If you don’t know The Suffers yet, be warned—the days when you can say “I knew them before they were big” are numbered. The second album of the eight-member “Gulf Coast Soul” band, Everything Here, leaves little doubt that they are the best group to come out of Houston in recent memory. Not only that, they have defied conventional wisdom by breaking onto the national (and international) scene without relocating to New York or LA and have remained stalwart ambassadors for their hometown. And in many ways, Everything Here is the perfect musical expression of the Bayou City—it’s eclectic without being aimless, sincere without taking itself too seriously. It captures the highs and lows of living in a city where people keep on keepin’ on, rain or shine (ok, rain), but never forget the things that really matter.
The album kicks off with the first of several interludes, this one a “Headnod to Houston” featuring Paul Wall, which sets an easy, soulful tone that persists throughout. The first full track, “I Think I Love You” is a sizzling confessional that wastes no time in showing off lead singer Kam Franklin’s powerhouse vocals as she wails through the chorus backed by the band’s signature horns.
“Do Whatever” is a bouncy and boisterous number that, more than any other song on the album, showcases The Suffers’ ability to conjure an involuntary smile from even the most cynical of listeners. It starts with kids proclaiming, “It ain’t gotta be a weekend to find that joy that you’re seekin’,” and builds to an exuberant instrumental jam session that proves that playful maxim true.
In “The One About Sace,” Franklin recounts a personal conversation with such specificity one can only assume she actually did have a first date with a guy who likes Nas but also quotes Friends.
“After the Storm” beautifully captures the longing for human connection that all Houstonians felt after Harvey. The song conveys a keen sense of catharsis as it breathes and smells with the simple refrain, “I wanna see you, I wanna see you, I wanna see you after the storm.”
“What You Said” is a disco-funk exploration of the simple truth at the center of many-a-lovers’ quarrels: “It’s not what you said it’s how you said it; it’s not what you did, it’s how you did it.”

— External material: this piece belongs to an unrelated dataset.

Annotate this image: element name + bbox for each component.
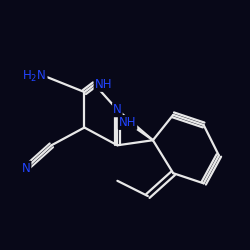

The mothers of each of the band members sweetly introduce themselves in “A Word From Our Mammas,” which preludes “Mammas,” the musical equivalent of Valentine’s Day candy hearts. A tribute to the one who “loved you before you even had your name,” this track implores listeners to call their mothers, asking, “Do you know how loved you are?” The blissful piano vamps keep the song grooving along cooly. Despite its treacly premise, it’s a highlight of the album.
The sincerity of “Mammas” is immediately countered by the absurdity of “Bernard’s Interlude,” in which Bun B cheekily dubs himself a “practitioner of interludes” and then proceeds to give a master class in just that.
The album concludes with “Won’t Be Here Tomorrow,” a rousing gospel anthem that has Franklin yearning to the rafters, backed by strings, a choir, and the works. It’s hard not to overuse the word “soulful” when talking about The Suffers, but sometimes, there is no more appropriate adjective. The song is a big fat exclamation point at the end of a masterful album.